Arthritis can take many forms, including:

  • Osteoarthritis – This is the most common form. It occurs when the cartilage and bones within a joint begin to break down. This type of arthritis usually develops slowly and worsens over time.
  • Rheumatoid Arthritis – This type is an autoimmune disease that causes inflammation as the body attacks its own joints. RA typically manifests in more than one joint at a time and can also affect other parts of the body, such as the lungs, heart, and eyes.
  • Fibromyalgia – This tends to occur in tandem with RA, but can occur on its own.
  • Lupus – This is also an inflammatory disease of the autoimmune system. It causes the body to attack itself in different areas, including the joints.
  • Gout – This type of joint pain will affect one joint at a time, typically flaring with periods of remission. Repeated attacks of gout will change the joint over time. A build-up of uric acid in the joints causes this condition.
  • Juvenile Arthritis – This is a type of rheumatoid arthritis that affects children. While some achieve remission as they age, any damage done to the joints does not heal.

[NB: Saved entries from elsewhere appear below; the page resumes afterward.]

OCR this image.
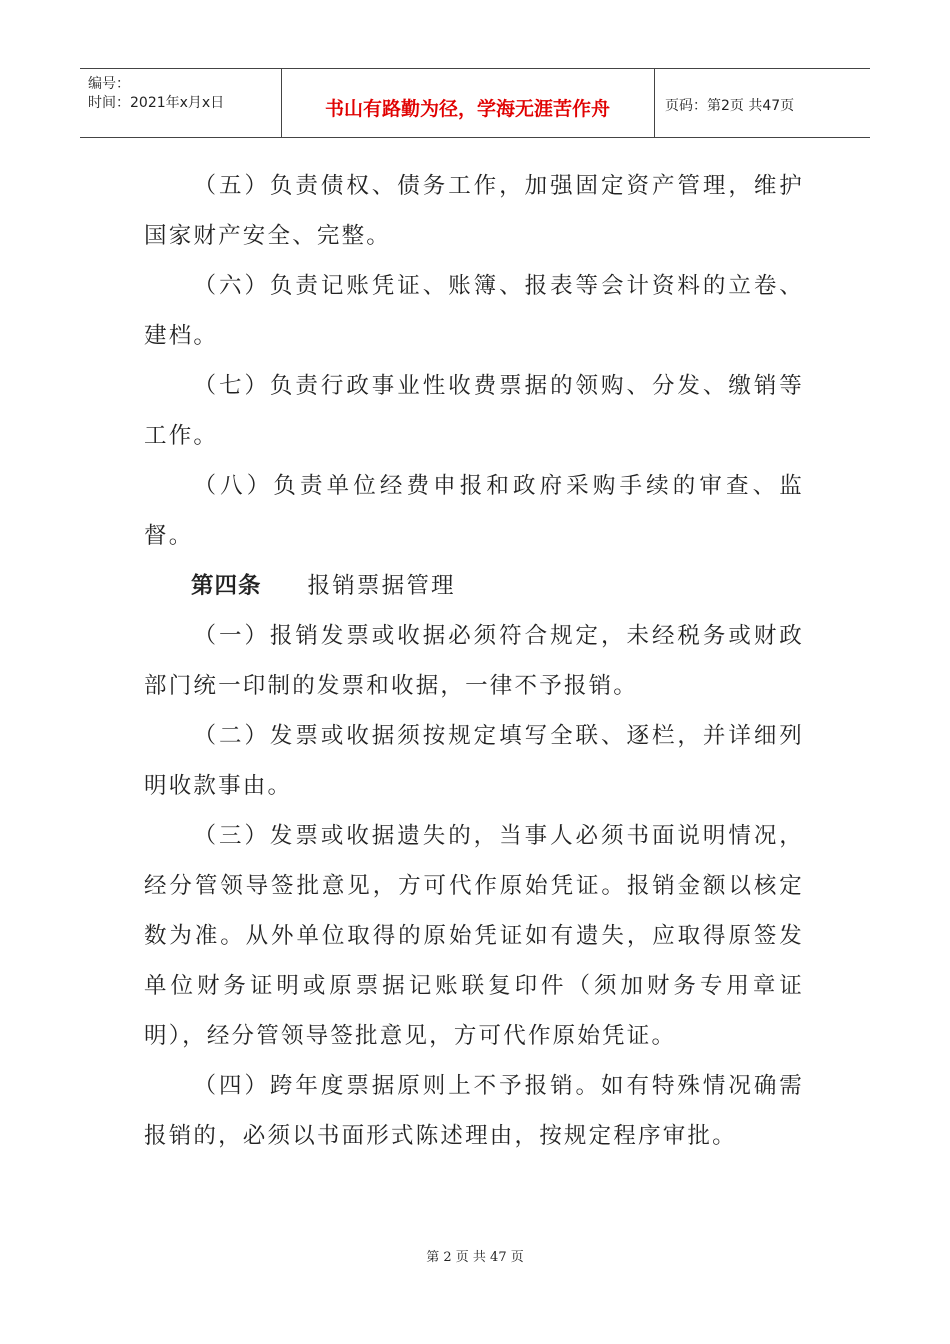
编号：
时间：2021年x月x日	书山有路勤为径，学海无涯苦作舟	页码：第2页 共47页

（五）负责债权、债务工作，加强固定资产管理，维护国家财产安全、完整。

（六）负责记账凭证、账簿、报表等会计资料的立卷、建档。

（七）负责行政事业性收费票据的领购、分发、缴销等工作。

（八）负责单位经费申报和政府采购手续的审查、监督。

第四条 报销票据管理

（一）报销发票或收据必须符合规定，未经税务或财政部门统一印制的发票和收据，一律不予报销。

（二）发票或收据须按规定填写全联、逐栏，并详细列明收款事由。

（三）发票或收据遗失的，当事人必须书面说明情况，经分管领导签批意见，方可代作原始凭证。报销金额以核定数为准。从外单位取得的原始凭证如有遗失，应取得原签发单位财务证明或原票据记账联复印件（须加财务专用章证明），经分管领导签批意见，方可代作原始凭证。

（四）跨年度票据原则上不予报销。如有特殊情况确需报销的，必须以书面形式陈述理由，按规定程序审批。

第 2 页 共 47 页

If you’ve been diagnosed with osteoarthritis of the knee, you’re suffering from the most common, age-related form of arthritis. The CDC estimates that it affects 30 million Americans. Osteoarthritis occurs due to wear and tear of the joint over time, which is why it is more prevalent in the older population. Contributing factors include:

  • Overuse of the joint
  • Increased age – Risk for OA increases with age.
  • Gender – It is more prevalent in women than men, especially after age 50.
  • Obesity – Extra weight stresses the joints, particularly hips and knees.
  • Genetics – A family history of OA increases a person’s risk.
  • Race – Certain Asian populations show a reduced risk of OA.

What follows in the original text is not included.